Hun Sen Urges Plantation Bosses To Reform

Prime Minister Hun Sen warned rubber plantation owners who prevent farmers from freely marketing their rubber products to stop intimidating and pressuring the poor.

The premier last week blamed the businesses for forcing rubber farmers to sell their products to them for unreasonable prices.

“You companies, do not use internal rules to prevent them from going somewhere to find buyers who pay higher prices,” Hun Sen said. “If you do, I will remove you. You shouldn’t act like the empire of the rubber region. People are not your tools.”

In the speech broadcast on Apsara Radio, Hun Sen then said he would take back more than 300,000 hectares of unused concession land in order to give them to poor farmers.

Rubber plantations used to be one of the major industries under the French colonial rule, but it is now a struggle to compete with better products in neighboring countries. About 17,000 people are employed in the rubber industry.

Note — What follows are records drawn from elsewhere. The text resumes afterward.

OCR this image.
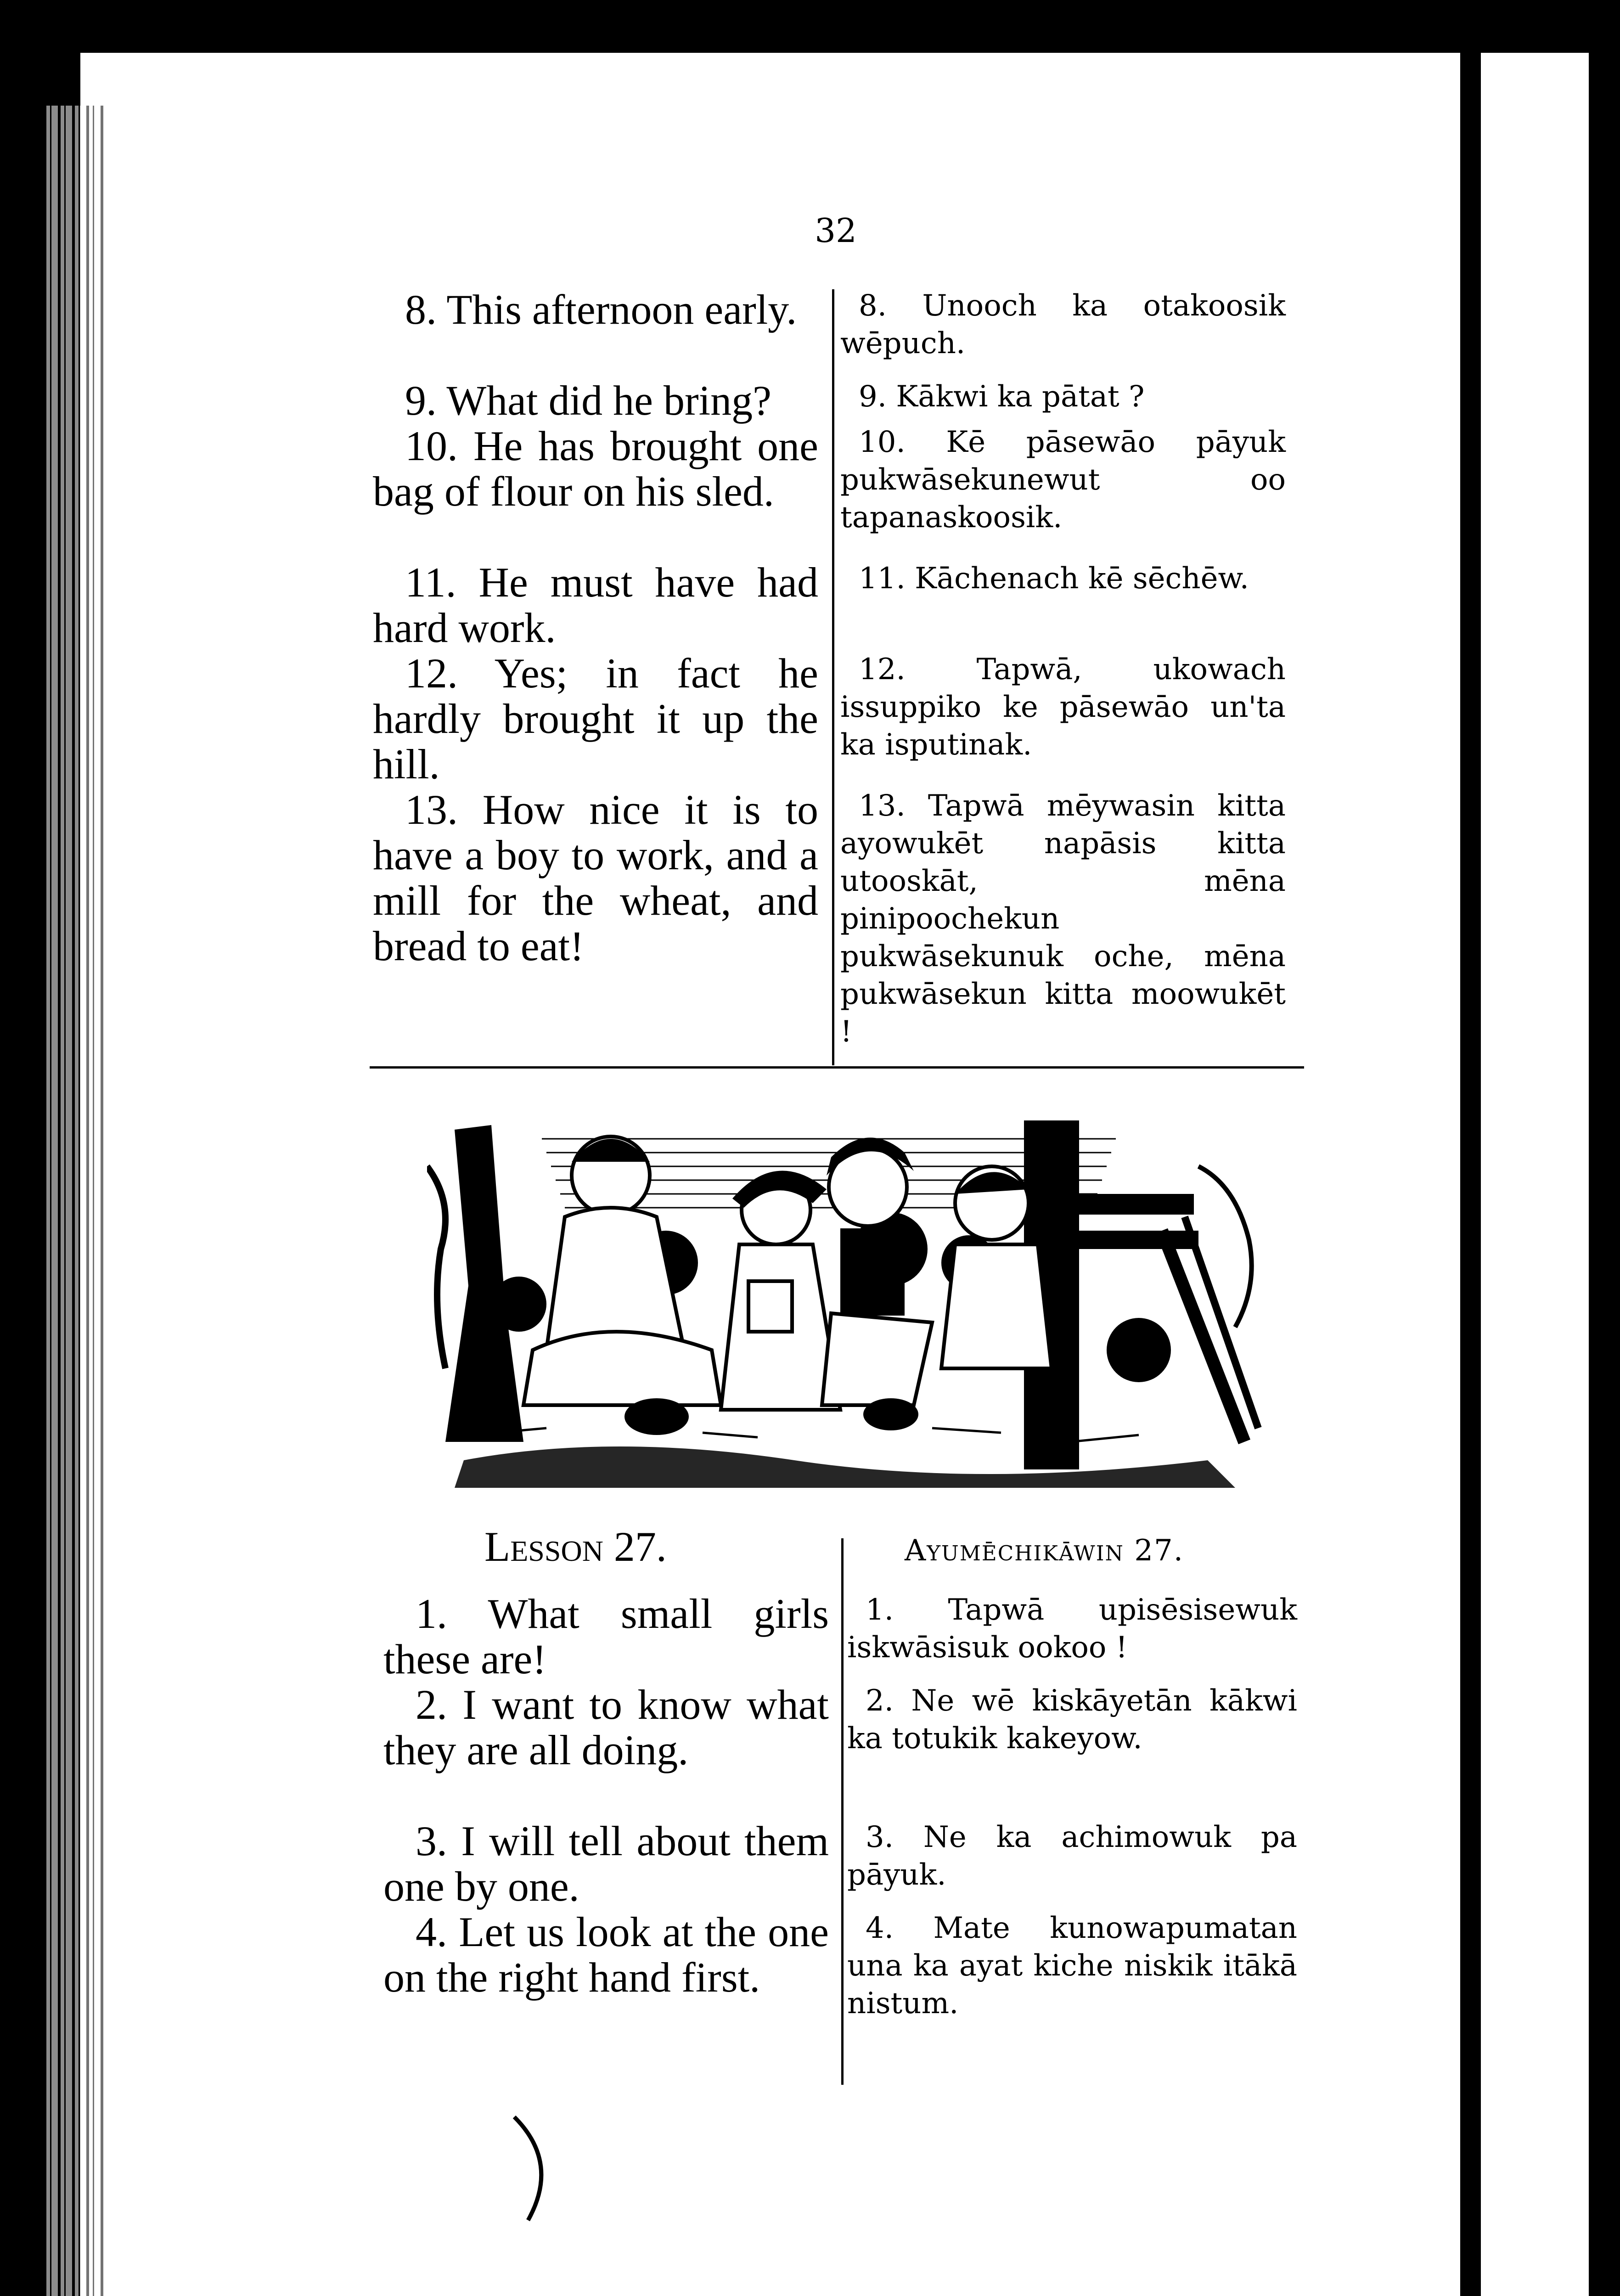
32
8. This afternoon early.
9. What did he bring?
10. He has brought one bag of flour on his sled.
11. He must have had hard work.
12. Yes; in fact he hardly brought it up the hill.
13. How nice it is to have a boy to work, and a mill for the wheat, and bread to eat!
8. Unooch ka otakoosik wēpuch.
9. Kākwi ka pātat ?
10. Kē pāsewāo pāyuk pukwāsekunewut oo tapanaskoosik.
11. Kāchenach kē sēchēw.
12. Tapwā, ukowach issuppiko ke pāsewāo un'ta ka isputinak.
13. Tapwā mēywasin kitta ayowukēt napāsis kitta utooskāt, mēna pinipoochekun pukwāsekunuk oche, mēna pukwāsekun kitta moowukēt !
Lesson 27.	Ayumēchikāwin 27.
1. What small girls these are!
2. I want to know what they are all doing.
3. I will tell about them one by one.
4. Let us look at the one on the right hand first.
1. Tapwā upisēsisewuk iskwāsisuk ookoo !
2. Ne wē kiskāyetān kākwi ka totukik kakeyow.
3. Ne ka achimowuk pa pāyuk.
4. Mate kunowapumatan una ka ayat kiche niskik itākā nistum.
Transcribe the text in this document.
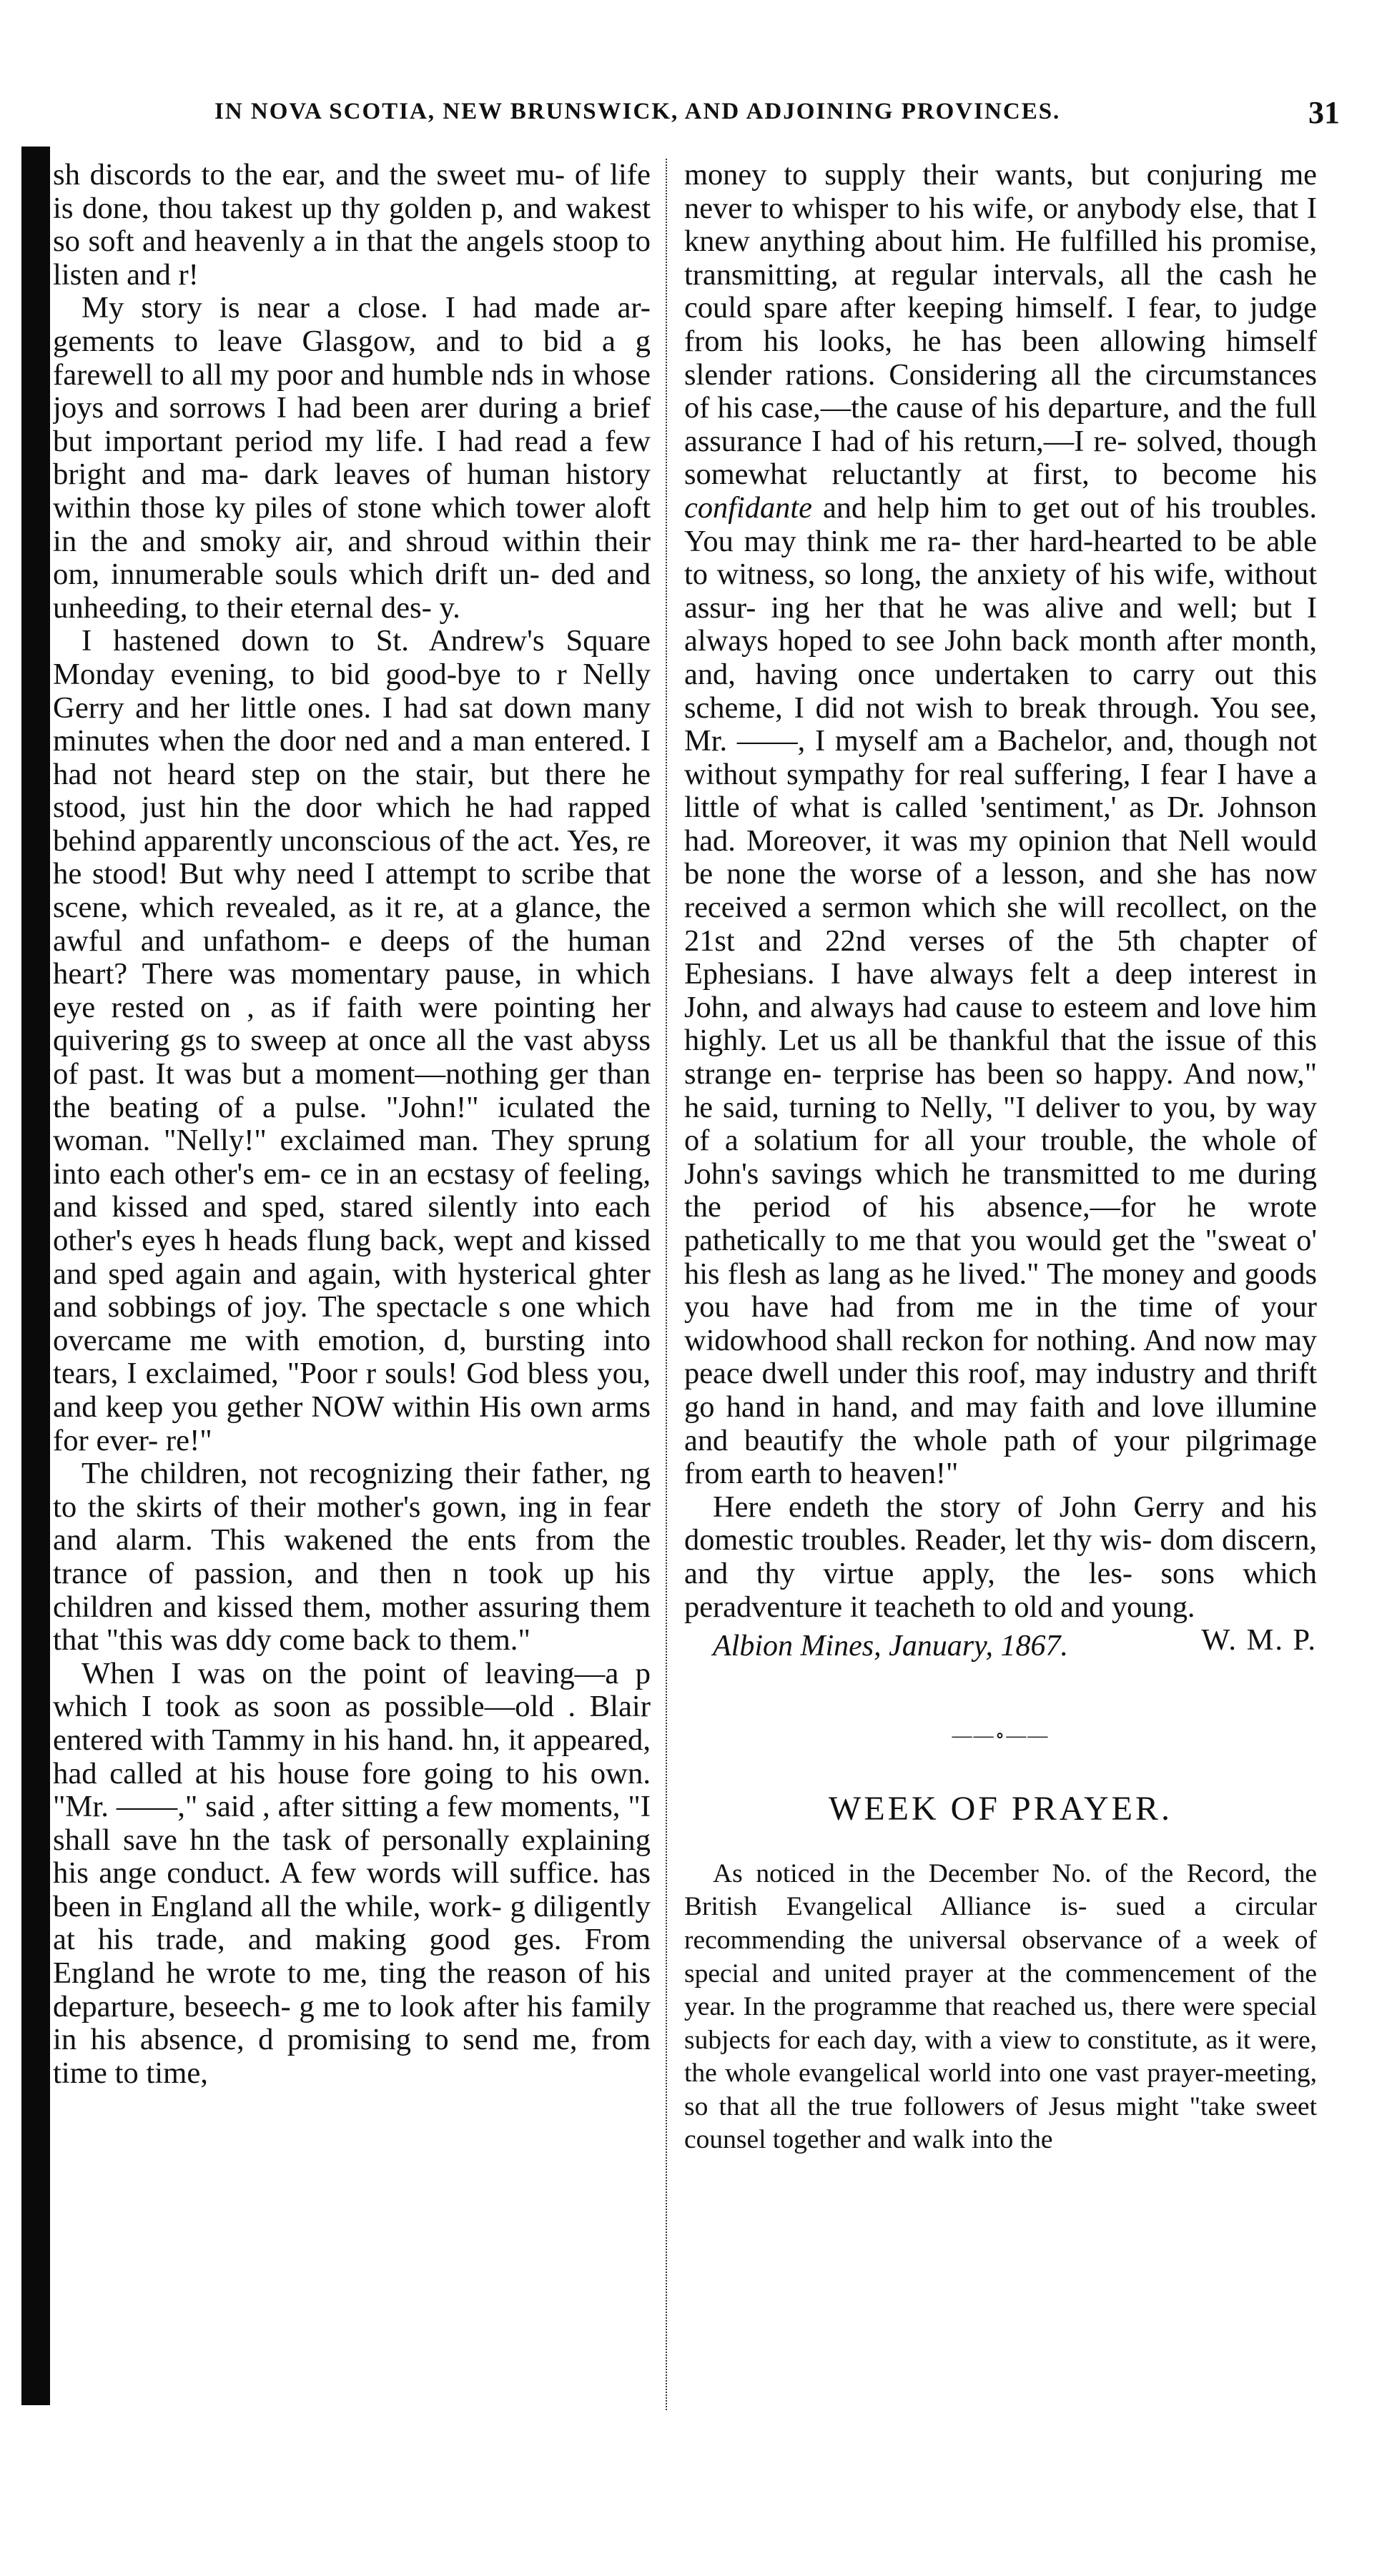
IN NOVA SCOTIA, NEW BRUNSWICK, AND ADJOINING PROVINCES.	31

sh discords to the ear, and the sweet mu- of life is done, thou takest up thy golden p, and wakest so soft and heavenly a in that the angels stoop to listen and r!

My story is near a close. I had made ar- gements to leave Glasgow, and to bid a g farewell to all my poor and humble nds in whose joys and sorrows I had been arer during a brief but important period my life. I had read a few bright and ma- dark leaves of human history within those ky piles of stone which tower aloft in the and smoky air, and shroud within their om, innumerable souls which drift un- ded and unheeding, to their eternal des- y.

I hastened down to St. Andrew's Square Monday evening, to bid good-bye to r Nelly Gerry and her little ones. I had sat down many minutes when the door ned and a man entered. I had not heard step on the stair, but there he stood, just hin the door which he had rapped behind apparently unconscious of the act. Yes, re he stood! But why need I attempt to scribe that scene, which revealed, as it re, at a glance, the awful and unfathom- e deeps of the human heart? There was momentary pause, in which eye rested on , as if faith were pointing her quivering gs to sweep at once all the vast abyss of past. It was but a moment—nothing ger than the beating of a pulse. "John!" iculated the woman. "Nelly!" exclaimed man. They sprung into each other's em- ce in an ecstasy of feeling, and kissed and sped, stared silently into each other's eyes h heads flung back, wept and kissed and sped again and again, with hysterical ghter and sobbings of joy. The spectacle s one which overcame me with emotion, d, bursting into tears, I exclaimed, "Poor r souls! God bless you, and keep you gether NOW within His own arms for ever- re!"

The children, not recognizing their father, ng to the skirts of their mother's gown, ing in fear and alarm. This wakened the ents from the trance of passion, and then n took up his children and kissed them, mother assuring them that "this was ddy come back to them."

When I was on the point of leaving—a p which I took as soon as possible—old . Blair entered with Tammy in his hand. hn, it appeared, had called at his house fore going to his own. "Mr. ——," said , after sitting a few moments, "I shall save hn the task of personally explaining his ange conduct. A few words will suffice. has been in England all the while, work- g diligently at his trade, and making good ges. From England he wrote to me, ting the reason of his departure, beseech- g me to look after his family in his absence, d promising to send me, from time to time,

money to supply their wants, but conjuring me never to whisper to his wife, or anybody else, that I knew anything about him. He fulfilled his promise, transmitting, at regular intervals, all the cash he could spare after keeping himself. I fear, to judge from his looks, he has been allowing himself slender rations. Considering all the circumstances of his case,—the cause of his departure, and the full assurance I had of his return,—I re- solved, though somewhat reluctantly at first, to become his confidante and help him to get out of his troubles. You may think me ra- ther hard-hearted to be able to witness, so long, the anxiety of his wife, without assur- ing her that he was alive and well; but I always hoped to see John back month after month, and, having once undertaken to carry out this scheme, I did not wish to break through. You see, Mr. ——, I myself am a Bachelor, and, though not without sympathy for real suffering, I fear I have a little of what is called 'sentiment,' as Dr. Johnson had. Moreover, it was my opinion that Nell would be none the worse of a lesson, and she has now received a sermon which she will recollect, on the 21st and 22nd verses of the 5th chapter of Ephesians. I have always felt a deep interest in John, and always had cause to esteem and love him highly. Let us all be thankful that the issue of this strange en- terprise has been so happy. And now," he said, turning to Nelly, "I deliver to you, by way of a solatium for all your trouble, the whole of John's savings which he transmitted to me during the period of his absence,—for he wrote pathetically to me that you would get the "sweat o' his flesh as lang as he lived." The money and goods you have had from me in the time of your widowhood shall reckon for nothing. And now may peace dwell under this roof, may industry and thrift go hand in hand, and may faith and love illumine and beautify the whole path of your pilgrimage from earth to heaven!"

Here endeth the story of John Gerry and his domestic troubles. Reader, let thy wis- dom discern, and thy virtue apply, the les- sons which peradventure it teacheth to old and young.
W. M. P.

Albion Mines, January, 1867.

——∘——
WEEK OF PRAYER.

As noticed in the December No. of the Record, the British Evangelical Alliance is- sued a circular recommending the universal observance of a week of special and united prayer at the commencement of the year. In the programme that reached us, there were special subjects for each day, with a view to constitute, as it were, the whole evangelical world into one vast prayer-meeting, so that all the true followers of Jesus might "take sweet counsel together and walk into the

The government has taken several measures to encourage farmers to grow rubber trees in the past few months. Hun Sen said farmers are being encouraged to own land and use small-scale loans with low interest rates to start farming rubber trees.

The government is also hoping privatization efforts will entice foreign investors. Most of the plantations are run by seven semi-auto­nomous companies, but they are preparing for buy-ins by foreign investors or joint ventures.